"Vietnamienne de sang et Française de coeur ", c'est en ces termes que My Nguyen aime se décrire, insistant sur son attachement pour l'Hexagone. En 1975, alors que la guerre est terminée dans son pays, la jeune femme essaye de rejoindre l'Europe par bateau. " C'était mon rêve ", s'exclame-t-elle. Il lui faudra dix ans pour y arriver et débarquer dans nos contrées, accompagnée de sa fille. Après avoir travaillé dans une association humanitaire et fait des études de commerce international, elle décide néanmoins de retourner sur ses terres asiatiques, pour ouvrir un restaurant dédié au vermicelle de riz : le bùn. Ce projet est une réussite et en 2013, elle se lance un nouveau défi, à Paris cette fois, et crée La Table du Vietnam. Pour les clients, c'est un voyage gustatif à seulement quelques mètres du lieu le plus touristique de la capitale, la tour Eiffel. Une consécration pour cette chef férue de gastronomie depuis l'enfance : " Pour une petite fille vietnamienne de ma génération, la cuisine fait partie intégrante de l'éducation. En grandissant, ce qui n'était qu'un apprentissage est devenu un bonheur, une passion ", conclut-elle. Rencontre.

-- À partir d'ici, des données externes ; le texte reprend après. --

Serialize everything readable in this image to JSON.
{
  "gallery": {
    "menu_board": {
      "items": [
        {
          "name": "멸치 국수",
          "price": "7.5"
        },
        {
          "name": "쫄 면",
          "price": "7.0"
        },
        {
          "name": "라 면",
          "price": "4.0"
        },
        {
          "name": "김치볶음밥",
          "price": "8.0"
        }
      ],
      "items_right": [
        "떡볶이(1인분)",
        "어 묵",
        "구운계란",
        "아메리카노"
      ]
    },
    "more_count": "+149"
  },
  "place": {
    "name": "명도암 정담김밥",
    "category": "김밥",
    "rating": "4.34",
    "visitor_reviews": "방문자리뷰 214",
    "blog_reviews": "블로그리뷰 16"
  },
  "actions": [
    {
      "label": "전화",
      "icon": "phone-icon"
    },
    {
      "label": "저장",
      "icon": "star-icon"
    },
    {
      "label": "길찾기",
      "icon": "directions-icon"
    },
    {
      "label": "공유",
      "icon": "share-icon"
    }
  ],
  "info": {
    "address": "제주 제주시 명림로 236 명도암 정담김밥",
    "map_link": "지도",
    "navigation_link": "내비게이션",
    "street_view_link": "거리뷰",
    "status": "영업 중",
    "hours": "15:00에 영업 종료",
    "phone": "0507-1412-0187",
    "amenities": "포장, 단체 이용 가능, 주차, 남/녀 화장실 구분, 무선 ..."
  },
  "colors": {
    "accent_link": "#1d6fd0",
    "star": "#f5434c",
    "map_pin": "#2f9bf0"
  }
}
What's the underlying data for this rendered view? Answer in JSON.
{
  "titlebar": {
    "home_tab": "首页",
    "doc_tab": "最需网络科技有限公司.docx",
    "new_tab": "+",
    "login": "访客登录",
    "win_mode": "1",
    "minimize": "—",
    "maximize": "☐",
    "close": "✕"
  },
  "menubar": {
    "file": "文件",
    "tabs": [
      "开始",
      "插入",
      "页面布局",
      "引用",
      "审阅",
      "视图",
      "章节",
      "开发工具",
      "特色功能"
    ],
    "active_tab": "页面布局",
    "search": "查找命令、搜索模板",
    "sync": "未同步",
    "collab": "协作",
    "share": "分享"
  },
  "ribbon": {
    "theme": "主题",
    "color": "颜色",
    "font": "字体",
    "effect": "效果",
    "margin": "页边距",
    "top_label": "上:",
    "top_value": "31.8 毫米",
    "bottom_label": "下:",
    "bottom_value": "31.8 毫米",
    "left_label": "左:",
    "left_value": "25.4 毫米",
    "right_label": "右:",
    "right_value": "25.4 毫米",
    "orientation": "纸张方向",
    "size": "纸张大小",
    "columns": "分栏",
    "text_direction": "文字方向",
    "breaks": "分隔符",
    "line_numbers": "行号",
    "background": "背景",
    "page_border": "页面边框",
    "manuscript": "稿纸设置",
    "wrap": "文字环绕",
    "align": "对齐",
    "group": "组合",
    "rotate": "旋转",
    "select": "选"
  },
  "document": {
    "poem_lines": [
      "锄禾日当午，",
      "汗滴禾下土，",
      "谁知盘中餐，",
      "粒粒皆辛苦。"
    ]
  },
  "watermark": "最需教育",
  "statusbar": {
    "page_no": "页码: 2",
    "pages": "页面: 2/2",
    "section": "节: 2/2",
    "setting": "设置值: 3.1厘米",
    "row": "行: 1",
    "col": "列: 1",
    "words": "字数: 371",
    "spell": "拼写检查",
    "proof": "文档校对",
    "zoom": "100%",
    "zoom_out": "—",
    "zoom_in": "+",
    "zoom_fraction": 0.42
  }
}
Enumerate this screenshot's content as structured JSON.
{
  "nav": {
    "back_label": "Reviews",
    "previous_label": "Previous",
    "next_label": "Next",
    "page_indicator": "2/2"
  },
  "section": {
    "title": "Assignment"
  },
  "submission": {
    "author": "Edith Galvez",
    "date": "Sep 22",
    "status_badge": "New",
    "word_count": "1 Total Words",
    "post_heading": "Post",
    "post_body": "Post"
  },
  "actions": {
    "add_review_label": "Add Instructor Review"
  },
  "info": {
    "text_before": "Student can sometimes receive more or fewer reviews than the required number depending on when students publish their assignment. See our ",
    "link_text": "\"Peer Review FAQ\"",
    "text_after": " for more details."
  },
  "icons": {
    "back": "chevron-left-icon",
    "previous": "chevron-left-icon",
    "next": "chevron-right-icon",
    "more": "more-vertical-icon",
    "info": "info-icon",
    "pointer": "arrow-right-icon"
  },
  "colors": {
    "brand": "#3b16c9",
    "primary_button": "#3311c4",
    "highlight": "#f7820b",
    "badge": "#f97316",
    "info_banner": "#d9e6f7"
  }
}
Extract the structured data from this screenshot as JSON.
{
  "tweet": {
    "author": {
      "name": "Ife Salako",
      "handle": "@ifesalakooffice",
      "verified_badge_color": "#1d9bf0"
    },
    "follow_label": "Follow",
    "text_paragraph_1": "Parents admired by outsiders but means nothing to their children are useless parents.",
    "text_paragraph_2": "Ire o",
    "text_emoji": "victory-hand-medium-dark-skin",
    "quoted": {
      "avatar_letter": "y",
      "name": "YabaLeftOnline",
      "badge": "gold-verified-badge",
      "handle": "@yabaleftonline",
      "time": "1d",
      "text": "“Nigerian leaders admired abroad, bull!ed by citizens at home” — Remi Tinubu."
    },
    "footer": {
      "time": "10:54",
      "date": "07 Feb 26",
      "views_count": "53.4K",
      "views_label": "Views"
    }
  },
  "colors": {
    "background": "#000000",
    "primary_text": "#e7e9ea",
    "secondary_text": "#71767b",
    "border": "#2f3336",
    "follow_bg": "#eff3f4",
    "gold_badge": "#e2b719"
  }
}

Comment êtes-vous devenue chef ?

© Editions du Rocher

J'adore cuisiner depuis toujours et j'ai beaucoup appris grâce à ma mère. Je suis moi-même curieuse de voir ce que font d'autres chefs, dans d'autres pays. Par ailleurs, comme toute Vietnamienne de naissance, je suis attachée à mes racines, à ma gastronomie, et j'adore la partager. Elle le mérite vraiment. Elle est recherchée, très fine et sans graisse.

Et cet ouvrage, qu'est ce qui vous a donné envie de le sortir ?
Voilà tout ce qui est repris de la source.